Current version of MDAnalysis

IAlibay commented 1 year ago

Looks like the issue here is that we use a Timestep object slice to write out coordinates instead of an atomgroup (whilst we do use the atomgroup to get the elements). So we lose re-ordering information when writing out positions.

I guess our best approach here is just to switch over to plainly using atomgroups for everything rather than relying on Timestep.

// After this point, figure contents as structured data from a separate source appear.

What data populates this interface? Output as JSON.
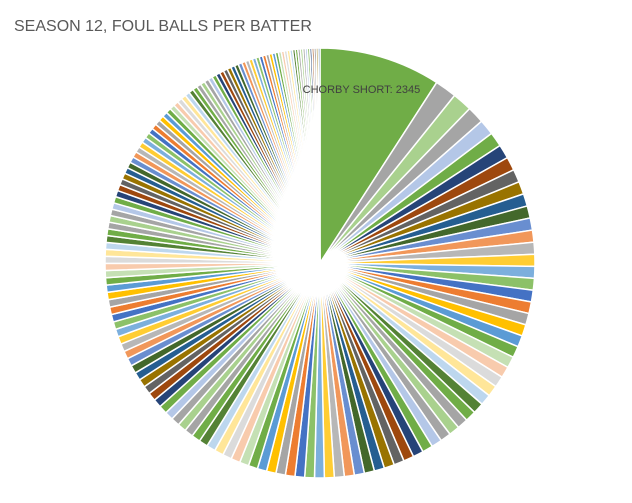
{
  "chart_data": {
    "type": "pie",
    "title": "SEASON  12, FOUL BALLS PER BATTER",
    "categories": [
      "CHORBY SHORT",
      null,
      null,
      null,
      null,
      null,
      null,
      null,
      null,
      null,
      null,
      null,
      null,
      null,
      null,
      null,
      null,
      null,
      null,
      null,
      null,
      null,
      null,
      null,
      null,
      null,
      null,
      null,
      null,
      null,
      null,
      null,
      null,
      null,
      null,
      null,
      null,
      null,
      null,
      null,
      null,
      null,
      null,
      null,
      null,
      null,
      null,
      null,
      null,
      null,
      null,
      null,
      null,
      null,
      null,
      null,
      null,
      null,
      null,
      null,
      null,
      null,
      null,
      null,
      null,
      null,
      null,
      null,
      null,
      null,
      null,
      null,
      null,
      null,
      null,
      null,
      null,
      null,
      null,
      null,
      null,
      null,
      null,
      null,
      null,
      null,
      null,
      null,
      null,
      null,
      null,
      null,
      null,
      null,
      null,
      null,
      null,
      null,
      null,
      null,
      null,
      null,
      null,
      null,
      null,
      null,
      null,
      null,
      null,
      null,
      null,
      null,
      null,
      null,
      null,
      null,
      null,
      null,
      null,
      null,
      null,
      null,
      null,
      null,
      null,
      null,
      null,
      null,
      null,
      null,
      null,
      null,
      null,
      null,
      null,
      null,
      null,
      null,
      null,
      null,
      null,
      null,
      null,
      null,
      null,
      null,
      null,
      null,
      null,
      null,
      null,
      null,
      null,
      null,
      null,
      null,
      null,
      null,
      null,
      null,
      null
    ],
    "values": [
      2345,
      420,
      380,
      330,
      300,
      280,
      270,
      260,
      250,
      245,
      240,
      235,
      234,
      232,
      231,
      230,
      228,
      227,
      226,
      224,
      223,
      222,
      220,
      219,
      218,
      216,
      215,
      214,
      212,
      211,
      210,
      208,
      207,
      206,
      204,
      203,
      202,
      200,
      199,
      198,
      196,
      195,
      194,
      192,
      191,
      190,
      188,
      187,
      186,
      184,
      183,
      182,
      180,
      179,
      178,
      176,
      175,
      174,
      172,
      171,
      170,
      168,
      167,
      166,
      164,
      163,
      162,
      160,
      159,
      158,
      156,
      155,
      154,
      152,
      151,
      150,
      148,
      147,
      146,
      144,
      143,
      142,
      140,
      139,
      138,
      136,
      135,
      134,
      132,
      131,
      130,
      128,
      127,
      126,
      124,
      123,
      122,
      120,
      119,
      118,
      116,
      115,
      114,
      112,
      111,
      110,
      108,
      107,
      106,
      104,
      103,
      102,
      100,
      99,
      98,
      96,
      95,
      94,
      92,
      91,
      90,
      88,
      87,
      86,
      84,
      83,
      82,
      80,
      79,
      78,
      76,
      75,
      74,
      72,
      71,
      70,
      68,
      67,
      66,
      64,
      63,
      62,
      60,
      59,
      58,
      56,
      55,
      54,
      52,
      51,
      50,
      48,
      47,
      46,
      44,
      43,
      42,
      40,
      39,
      38,
      36
    ],
    "value_labels": [
      "CHORBY SHORT: 2345",
      null,
      null,
      null,
      null,
      null,
      null,
      null,
      null,
      null,
      null,
      null,
      null,
      null,
      null,
      null,
      null,
      null,
      null,
      null,
      null,
      null,
      null,
      null,
      null,
      null,
      null,
      null,
      null,
      null,
      null,
      null,
      null,
      null,
      null,
      null,
      null,
      null,
      null,
      null,
      null,
      null,
      null,
      null,
      null,
      null,
      null,
      null,
      null,
      null,
      null,
      null,
      null,
      null,
      null,
      null,
      null,
      null,
      null,
      null,
      null,
      null,
      null,
      null,
      null,
      null,
      null,
      null,
      null,
      null,
      null,
      null,
      null,
      null,
      null,
      null,
      null,
      null,
      null,
      null,
      null,
      null,
      null,
      null,
      null,
      null,
      null,
      null,
      null,
      null,
      null,
      null,
      null,
      null,
      null,
      null,
      null,
      null,
      null,
      null,
      null,
      null,
      null,
      null,
      null,
      null,
      null,
      null,
      null,
      null,
      null,
      null,
      null,
      null,
      null,
      null,
      null,
      null,
      null,
      null,
      null,
      null,
      null,
      null,
      null,
      null,
      null,
      null,
      null,
      null,
      null,
      null,
      null,
      null,
      null,
      null,
      null,
      null,
      null,
      null,
      null,
      null,
      null,
      null,
      null,
      null,
      null,
      null,
      null,
      null,
      null,
      null,
      null,
      null,
      null,
      null,
      null,
      null,
      null,
      null,
      null
    ],
    "colors": [
      "#70ad47",
      "#a5a5a5",
      "#a9d18e",
      "#a5a5a5",
      "#b4c7e7",
      "#70ad47",
      "#264478",
      "#9e480e",
      "#636363",
      "#997300",
      "#255e91",
      "#43682b",
      "#698ed0",
      "#f1975a",
      "#b7b7b7",
      "#ffcd33",
      "#7cafdd",
      "#8cc168",
      "#4472c4",
      "#ed7d31",
      "#a5a5a5",
      "#ffc000",
      "#5b9bd5",
      "#70ad47",
      "#c5e0b4",
      "#f8cbad",
      "#dbdbdb",
      "#ffe699",
      "#bdd7ee",
      "#548235"
    ]
  }
}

rafaelpap commented 1 year ago

If the change from Timestep to atomgroups is not trivial, maybe something like: MDAnalysis/coordinates> diff XYZ.py.ORIG XYZ.py

241c241
<             # update atom names
---
>             # update atom names & positions
242a243
>             ts.positions = atoms.atoms.positions

could work for the time been?

orbeckst commented 1 year ago

Is this behavior inconsistent between writers?

I only had time to look at XYZ. To me it looks as if we should do https://github.com/MDAnalysis/mdanalysis/blob/2c32ed11c1e6b800397f147e4242f7325900b669/package/MDAnalysis/coordinates/XYZ.py#L238 if we detect that the Atomgroup indices are not the same as the indices of the original universe.atoms. At the moment, the copy_slice() is only performed if we have fewer atoms.

I am not 100% sure if, for XYZ, there was any advantage to using a slice on a Timestep instead of using atoms.positions, which performs the same slicing operation https://github.com/MDAnalysis/mdanalysis/blob/2c32ed11c1e6b800397f147e4242f7325900b669/package/MDAnalysis/core/groups.py#L2775 but Timestep.copy_slice() should make sure that everything (forces, velocities, ...) is properly copied — this might not matter for XYZ but it matters for others. For consistency, we should use copy_slice() everywhere when necessary but use the original Timestep when possible (for performance).

rafaelpap commented 1 year ago

The behaviour is different between the XYZwriter and the PDB and GRO writers. I haven't tested the writers which produces binary output. PDB and GRO get the names and coordinates changed.

orbeckst commented 1 year ago

Thanks for checking @rafaelpap . I suppose we'll need to have a careful look around the code of the other writers to try to make it consistent.